Shah et al proposed that premenarcheal girls presenting with ovarian torsion without obvious ovarian pathology be screened for ultrasound and biochemical evidence of polycystic ovary syndrome. In a retrospective observational case series, the authors studied PCOS in 6 premenarcheal adolescents and 6 adults with unexplained ovarian torsion. The authors suggested that, in those with evidence of PCOS, treatment with oral contraceptives be considered, taking into account age and pubertal development, to decrease ovarian volume.

According to the Rotterdam consensus and Androgen Excess & PCOS Society, ultrasound criteria consist of the presence of 12 or more follicles within the ovary, with a diameter of 2-9 mm and/or ovarian volume 10 cm3 or greater.

Polycystic ovaries are most often diagnosed by means of laboratory studies. The initial screening tests may include determinations of the blood serum levels of thyroid-stimulating hormone (TSH), FSH, LH, and prolactin (PL). The ratio of the FSH level to the LH level is useful in the diagnosis. TSH or PL levels may be useful in identifying an etiology, such as hyperthyroidism or a prolactinoma. In some patients, testosterone and dihydroepiandrosterone sulfate (DHEAS) levels or a progesterone challenge is useful.

Typically, a radiologic evaluation for polycystic ovaries is reserved for patients who have equivocal laboratory findings. However, radiologists make a significant number of incidental diagnoses. Should the radiologist's assistance be requested in the diagnosis of polycystic ovary syndrome, the imaging method of choice is transabdominal and/or transvaginal ultrasonography. Magnetic resonance imaging (MRI) is useful as an adjunct; however, although MRI is more sensitive than ultrasonography, its findings are less specific. The benefits of cross-sectional imaging and functional neuroimaging have been studied.

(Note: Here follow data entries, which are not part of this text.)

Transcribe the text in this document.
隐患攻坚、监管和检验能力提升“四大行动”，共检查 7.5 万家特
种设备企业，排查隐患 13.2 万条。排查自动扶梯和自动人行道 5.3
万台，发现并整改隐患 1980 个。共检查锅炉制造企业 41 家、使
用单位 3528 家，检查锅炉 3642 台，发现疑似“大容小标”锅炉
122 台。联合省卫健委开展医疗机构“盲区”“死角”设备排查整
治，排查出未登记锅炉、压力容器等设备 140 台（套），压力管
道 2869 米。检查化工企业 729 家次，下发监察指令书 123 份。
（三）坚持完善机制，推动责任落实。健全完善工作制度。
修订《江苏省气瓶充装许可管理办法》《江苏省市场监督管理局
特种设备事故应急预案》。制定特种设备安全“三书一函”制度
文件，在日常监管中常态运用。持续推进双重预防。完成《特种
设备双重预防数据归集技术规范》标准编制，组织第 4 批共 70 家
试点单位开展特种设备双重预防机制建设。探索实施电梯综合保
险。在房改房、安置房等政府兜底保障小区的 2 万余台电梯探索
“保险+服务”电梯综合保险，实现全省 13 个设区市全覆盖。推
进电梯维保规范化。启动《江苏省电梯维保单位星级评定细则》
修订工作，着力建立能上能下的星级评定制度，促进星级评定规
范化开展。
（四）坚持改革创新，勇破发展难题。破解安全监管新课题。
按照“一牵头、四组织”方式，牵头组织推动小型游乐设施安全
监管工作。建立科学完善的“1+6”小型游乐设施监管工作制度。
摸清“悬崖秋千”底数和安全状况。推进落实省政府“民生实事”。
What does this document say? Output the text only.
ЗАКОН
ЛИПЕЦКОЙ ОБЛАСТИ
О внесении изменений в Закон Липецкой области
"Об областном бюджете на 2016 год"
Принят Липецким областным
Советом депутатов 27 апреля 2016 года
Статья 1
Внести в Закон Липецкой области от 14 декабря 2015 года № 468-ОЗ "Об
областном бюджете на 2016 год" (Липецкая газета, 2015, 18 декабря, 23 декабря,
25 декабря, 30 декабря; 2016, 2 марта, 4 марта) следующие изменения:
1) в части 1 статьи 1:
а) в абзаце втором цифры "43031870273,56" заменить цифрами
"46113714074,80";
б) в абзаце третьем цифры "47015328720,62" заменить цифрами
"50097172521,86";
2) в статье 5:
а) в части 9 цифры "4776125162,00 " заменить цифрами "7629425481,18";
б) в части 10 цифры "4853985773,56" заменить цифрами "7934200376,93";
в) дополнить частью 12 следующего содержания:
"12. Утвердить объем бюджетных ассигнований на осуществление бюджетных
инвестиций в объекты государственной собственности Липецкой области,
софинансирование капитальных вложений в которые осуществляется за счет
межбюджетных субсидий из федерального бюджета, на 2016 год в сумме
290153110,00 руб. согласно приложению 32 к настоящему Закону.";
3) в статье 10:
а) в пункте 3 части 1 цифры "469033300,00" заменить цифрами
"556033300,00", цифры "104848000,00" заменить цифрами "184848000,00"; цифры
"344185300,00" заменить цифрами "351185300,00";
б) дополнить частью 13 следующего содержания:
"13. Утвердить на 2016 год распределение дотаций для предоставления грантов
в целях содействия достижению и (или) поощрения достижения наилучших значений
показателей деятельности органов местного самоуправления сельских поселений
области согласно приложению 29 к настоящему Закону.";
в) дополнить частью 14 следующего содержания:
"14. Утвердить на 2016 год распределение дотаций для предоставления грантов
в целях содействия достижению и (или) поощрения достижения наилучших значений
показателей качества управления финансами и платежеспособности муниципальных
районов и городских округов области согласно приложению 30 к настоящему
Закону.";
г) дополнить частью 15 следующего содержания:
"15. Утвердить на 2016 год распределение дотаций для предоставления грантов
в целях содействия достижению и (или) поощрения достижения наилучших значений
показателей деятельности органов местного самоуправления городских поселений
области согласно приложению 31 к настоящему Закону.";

In a case-control study, by Fondin et a,l of 110 adolescent girls (age range, 13-17 yr) who underwent pelvic MR imaging, the most accurate diagnostic criteria on MRI for PCOS were ovarian volume, follicles per ovary  measuring 9 mm or less, and peripheral distribution of follicles.

Assessment of anti-Mullerian hormone levels may offer promise as a method of dertermining the presence of PCOS.

Polycystic ovary syndrome is not a primary disease process. When polycystic ovaries are discovered at radiologic examination, further diagnostic tests are needed to determine the etiology.

When the laboratory values are interpreted together with a thorough history as well as physical examination findings, they are useful in the diagnosis of polycystic ovaries. In some patients, such information may lead to a specific cause of the ovarian dysfunction (eg, hyperprolactinemia). When hormone levels do not provide adequate information, ultrasonography may prove useful; however, in the absence of correlative information, the significance of the radiologic findings is difficult to determine. The primary limitation of ultrasonography is that a radiologic diagnosis of polycystic ovaries does not reveal the underlying pathology, if it exists. Further studies are usually necessary to determine the cause of the radiologic finding.

Although polycystic ovaries are occasionally identified in patients without PCOS, this possibility does not relieve the radiologist of the responsibility to report the finding and recommend further clinical and biochemical evaluations.